On ne peut s’empêcher ici de penser à la querelle intestine entre Shaquille O’Neal et Kobe Bryant. Une lutte de prestige entre les deux joueurs-phares des Lakers dont Phil Jackson est resté relativement à l’écart. Ferme mais pas sévère, il reste fidèle à sa ligne de conduite du non-interventionnisme. « Les joueurs sont des adultes », aime-t-il à répéter, « et tôt ou tard, ils se rendent compte de leurs erreurs et les corrigent eux-mêmes. Il y va de leur propre intérêt. » Serein et confiant, deux qualités qu’il puise dans les lecteurs et méditations philosophiques, le plus titré des entraîneurs inspire lui-même ces traits à ses propres joueurs. Un peu comme Monsieur Jourdain faisait de la prose sans le savoir, il contribue à l’épanouissement des moins douées de ses ouailles.

Tactiquement, Jackson aime surprendre. Adepte du triangle offensif, il aime souvent rendre le jeu aussi limpide que possible. Mais pas nécessairement simple. Les stratégies qui sous-tendent ces mouvements sont très élaborées. A Chicago par exemple, elles permettaient à Michael Jordan de déployer son plein potentiel et à ses coéquipiers de s’épanouir et de devenir de meilleurs joueurs, tactiquement surtout. « Un terrain rempli de joueurs compétents », expliquait le gourou, « augmenterait la difficulté pour l’adversaire de contrer Jordan. » Il avait raison. Si la moyenne des points personnels de la superstar baissa quelque peu après la venue de l’entraîneur, l’efficacité du joueur atteignit rapidement des sommets.

Parfois aussi, il sort de son chapeau de magicien quelques lapins roses.

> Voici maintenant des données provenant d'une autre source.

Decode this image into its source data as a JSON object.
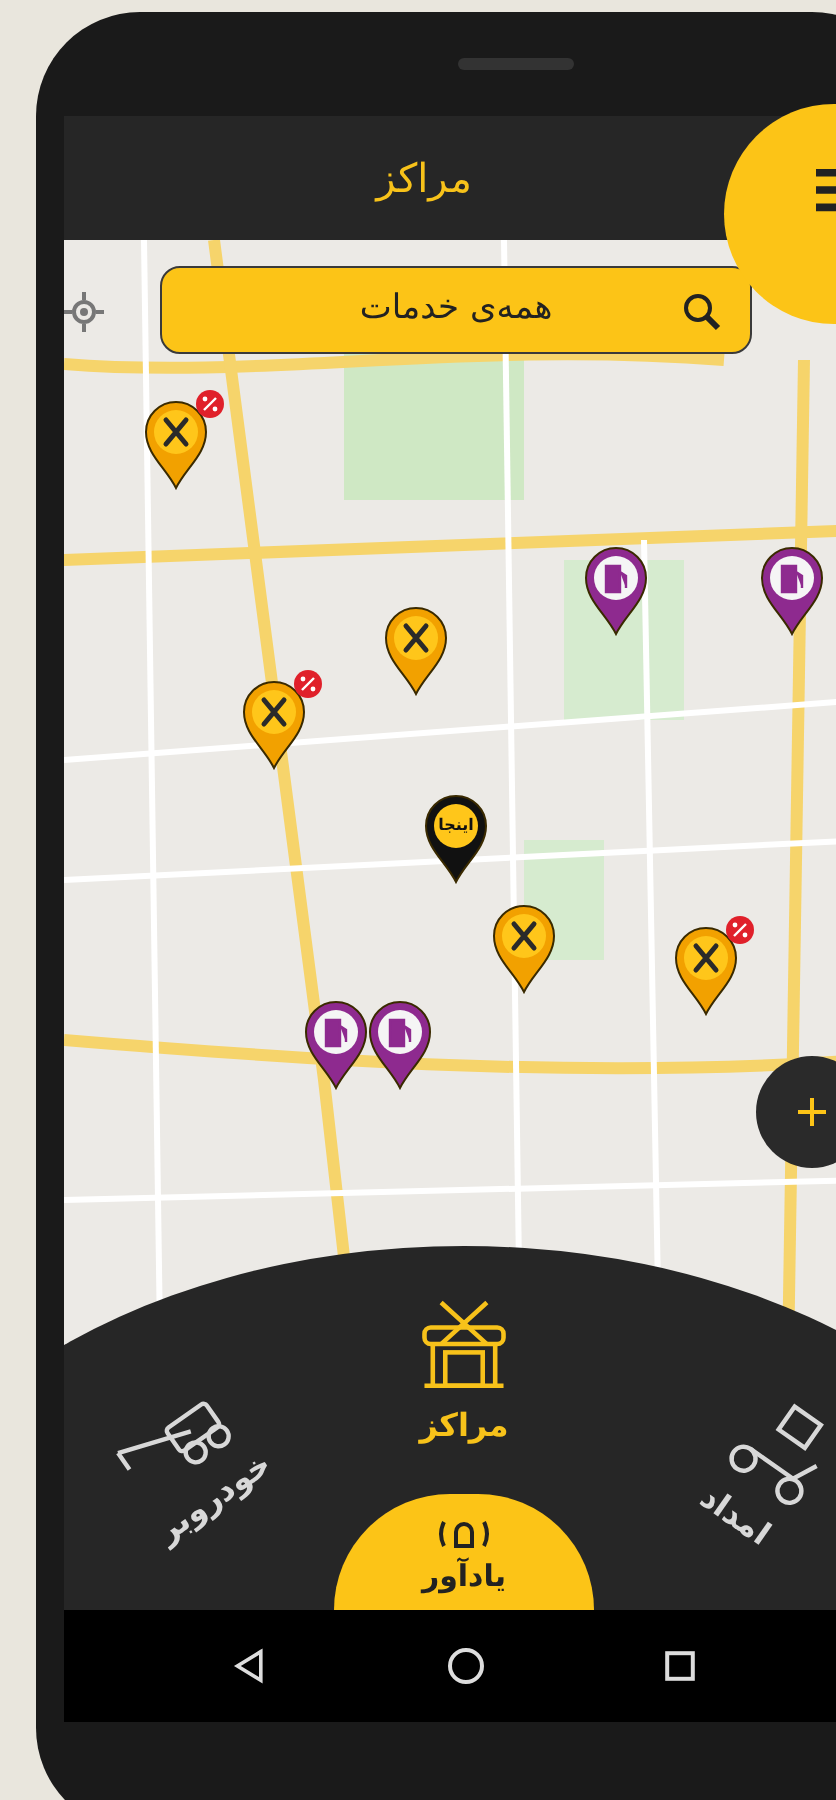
{
  "header": {
    "title": "مراکز"
  },
  "search": {
    "label": "همه‌ی خدمات"
  },
  "pins": [
    {
      "kind": "service",
      "discount": true
    },
    {
      "kind": "service",
      "discount": false
    },
    {
      "kind": "service",
      "discount": true
    },
    {
      "kind": "fuel",
      "discount": false
    },
    {
      "kind": "fuel",
      "discount": false
    },
    {
      "kind": "here",
      "discount": false,
      "label": "اینجا"
    },
    {
      "kind": "service",
      "discount": false
    },
    {
      "kind": "service",
      "discount": true
    },
    {
      "kind": "fuel",
      "discount": false
    },
    {
      "kind": "fuel",
      "discount": false
    }
  ],
  "menu": [
    {
      "kind": "tow",
      "label": "خودروبر",
      "selected": false
    },
    {
      "kind": "centers",
      "label": "مراکز",
      "selected": true
    },
    {
      "kind": "rescue",
      "label": "امداد",
      "selected": false
    }
  ],
  "reminder": {
    "label": "یادآور"
  }
}
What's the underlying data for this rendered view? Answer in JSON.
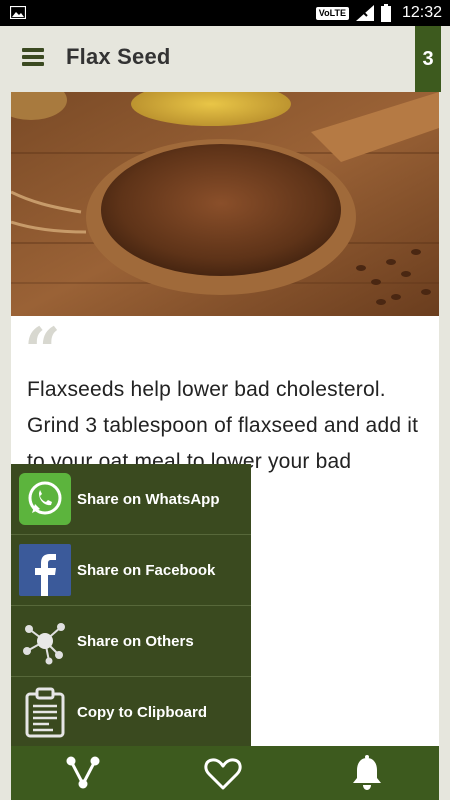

Un exemple. Dès sa première année à Los Angeles, et en dépit de la tradition « hollywoodienne » du club (le show, donc des paniers et encore des paniers), il a insisté sur l’aspect défensif du jeu. Résultat: les Lakers ont remporté 67 de leurs 82 rencontres de la saison régulière. Le record absolu en NBA. Autre record: sa moyenne de victoires, elle aussi la plus élevée de toute l’histoire du basket professionnel aux Etats-Unis: 73,8 %.

Mais ce ne sont pas les chiffres qui le font sourire. Pour lui, la vraie satisfaction, celle qui rend heureux, c’est à l’entraînement qu’il la trouve. « Quand une douzaine de gars se sont donnés à fond, ont travaillé dans la bonne humeur et appris ou amélioré un aspect de leur répertoire. » Le progrès, rien que le progrès!